En el interior de la cámara, Tokugawa Tsunayoshi estaba de rodillas sobre la tarima. En el suelo, a su izquierda, estaban la dama Keisho-in y el sacerdote Ryuko, codo con codo. La madre del sogún le lanzó una mirada furibunda y después volvió la cabeza con un bufido. Ryuko le dedicó una expresión de petulancia triunfal antes de bajar respetuosamente los ojos. Frente a ellos, en el lugar de honor, a la derecha del sogún, estaba el sosakan Sano, con expresión cuidadosamente neutra.

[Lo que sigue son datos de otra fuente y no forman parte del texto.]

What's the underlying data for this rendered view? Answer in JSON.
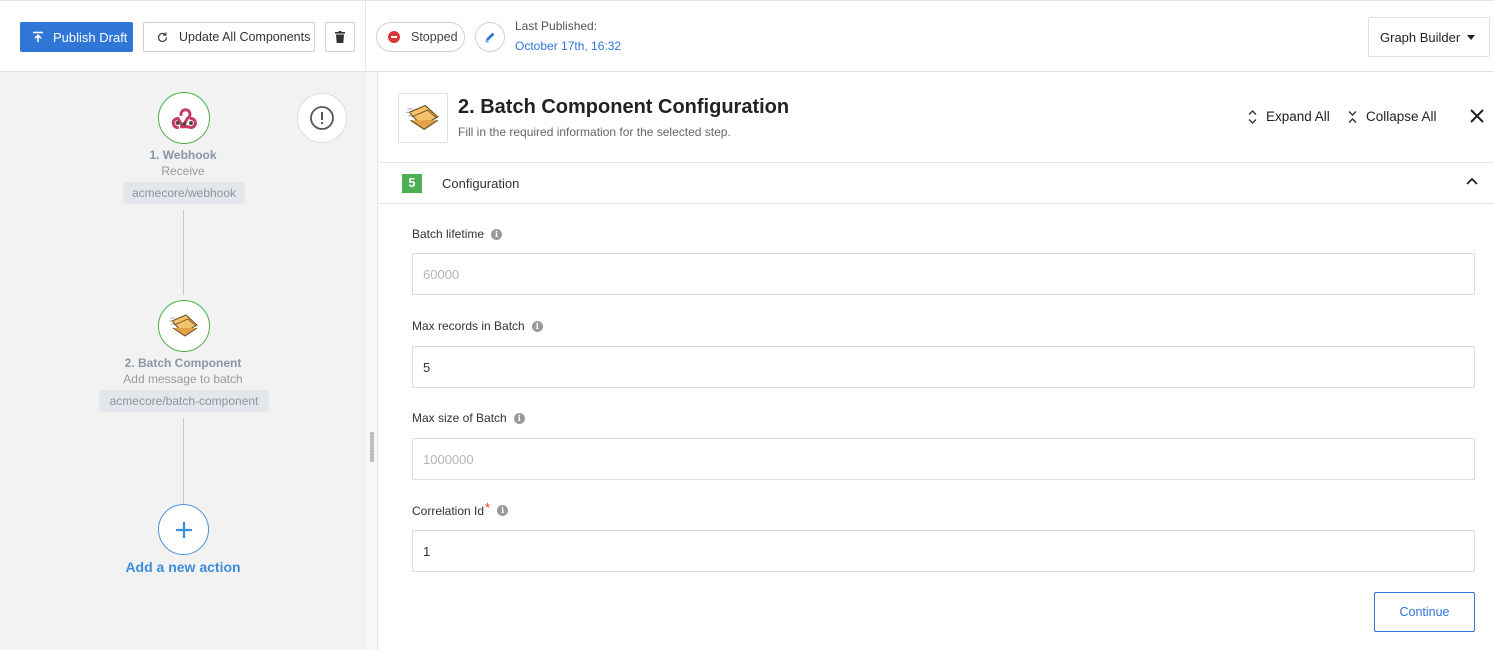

En Yanagisawa estalló un volcán de odio y celos. Ver al enemigo en su lugar habitual parecía la realización de su peor pesadilla: que Sano lo había sustituido como favorito de su señor. Yanagisawa quería clamar contra el ultraje, pero una descarnada manifestación de genio resultaría perjudicial para sus intereses. Su futuro dependía de su destreza para manejar la situación. Necesitaba permanecer absolutamente tranquilo. Se arrodilló frente a la tarima y le hizo una reverencia al sogún.
– Buenos días, Yanagisawa-san -dijo Tokugawa Tsunayoshi. Su voz no delataba la afectación habitual, y no sonrió-. Es una desgracia que esta reunión deba interferir en tus, ah, labores administrativas.
– Al contrario; es un honor ser convocado a vuestra presencia en cualquier momento. -Aunque la gélida bienvenida lo llenaba de pavor, Yanagisawa hablaba como si no tuviera idea de que aquella reunión se celebraba porque su plan contra Sano había salido mal y ahora se exponía a que lo acusaran de traición-. Mis servicios están a vuestras órdenes.
– Te he convocado aquí para resolver ciertas, ah, graves cuestiones planteadas por el sosakan Sano y mi honorable madre -dijo el sogún, jugueteando nervioso con su abanico.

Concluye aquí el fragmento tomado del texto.